Horizontally: 7.12m = a cos θ t

at = 7.12m/ cos θ

Vertically: 10m = a sin θ t + ½ g t^2

10m = (7.12m/ cos θ ) *sin θ + ½ g t^2 = 7.12m tan θ + ½ g t^2

10m = 7.12m tan θ + ½ g t^2

10m = 7.12m tan θ + ½ g 1.1^2g

Solve for θ

Angle of inclination of the projectile: θ = 29.8o

This answer (29.8) is wrong...that much I know; what did I do/where did I go wrong in my calcs??

2. Mar 28, 2008

cristo

Staff Emeritus
Well, what's the question? What is "a"-- acceleration? Your first equation is incorrect, if so: d=ut+(1/2)at^2

3. Mar 28, 2008

jillz

that's interesting; my teacher says to use a for acceleration... what is 'u'

4. Mar 28, 2008

cristo

Staff Emeritus
u is initial speed, sometimes denoted v_i.
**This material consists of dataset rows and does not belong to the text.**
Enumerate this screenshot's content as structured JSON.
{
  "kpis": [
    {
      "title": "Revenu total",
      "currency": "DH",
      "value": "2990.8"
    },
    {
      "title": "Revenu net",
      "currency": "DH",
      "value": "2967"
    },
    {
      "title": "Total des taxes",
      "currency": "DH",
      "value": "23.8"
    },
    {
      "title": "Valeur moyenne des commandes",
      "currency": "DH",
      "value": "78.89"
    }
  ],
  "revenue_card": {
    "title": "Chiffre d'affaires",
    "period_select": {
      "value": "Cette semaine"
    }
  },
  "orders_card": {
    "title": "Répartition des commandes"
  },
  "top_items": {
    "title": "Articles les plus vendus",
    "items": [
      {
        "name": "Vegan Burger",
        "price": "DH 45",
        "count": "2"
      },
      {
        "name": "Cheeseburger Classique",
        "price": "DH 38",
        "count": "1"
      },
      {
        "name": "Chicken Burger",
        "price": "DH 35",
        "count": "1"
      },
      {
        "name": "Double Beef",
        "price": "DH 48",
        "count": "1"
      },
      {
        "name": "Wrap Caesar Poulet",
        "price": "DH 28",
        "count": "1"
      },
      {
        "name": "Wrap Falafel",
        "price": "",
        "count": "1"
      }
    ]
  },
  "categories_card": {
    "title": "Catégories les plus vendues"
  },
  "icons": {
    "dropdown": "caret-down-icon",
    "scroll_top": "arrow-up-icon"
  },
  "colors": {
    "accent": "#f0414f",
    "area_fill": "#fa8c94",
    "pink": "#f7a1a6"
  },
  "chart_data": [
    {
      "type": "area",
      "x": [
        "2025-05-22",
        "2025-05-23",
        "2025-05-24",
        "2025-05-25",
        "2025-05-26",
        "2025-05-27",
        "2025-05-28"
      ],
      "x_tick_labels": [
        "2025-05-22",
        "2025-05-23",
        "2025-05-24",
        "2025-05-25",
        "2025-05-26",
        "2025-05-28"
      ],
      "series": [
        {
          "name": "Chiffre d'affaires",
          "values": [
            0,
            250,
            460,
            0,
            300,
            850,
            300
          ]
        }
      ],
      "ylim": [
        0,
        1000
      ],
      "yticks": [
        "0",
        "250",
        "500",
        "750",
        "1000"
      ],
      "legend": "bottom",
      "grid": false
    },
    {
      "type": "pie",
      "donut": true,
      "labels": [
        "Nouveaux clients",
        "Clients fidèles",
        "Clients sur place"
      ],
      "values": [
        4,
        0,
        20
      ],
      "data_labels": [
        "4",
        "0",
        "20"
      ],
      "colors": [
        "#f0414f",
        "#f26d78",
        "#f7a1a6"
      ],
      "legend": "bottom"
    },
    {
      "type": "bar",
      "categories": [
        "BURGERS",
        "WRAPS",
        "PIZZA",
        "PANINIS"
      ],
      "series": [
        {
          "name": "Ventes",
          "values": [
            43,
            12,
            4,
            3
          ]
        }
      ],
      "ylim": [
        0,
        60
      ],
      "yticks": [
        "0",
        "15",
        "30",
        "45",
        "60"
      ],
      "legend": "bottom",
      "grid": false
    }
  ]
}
One does normally use a for acceleration, but that equation is not correct. See here for the kinematic equations.

5. Mar 28, 2008

jillz

'u' is the variable for what??

if 'a' is acceleration and I'm not supposed to use 'u', then shouldn't the equation be d=at+(1/2)at^2 ??

6. Mar 28, 2008

ok, thanks!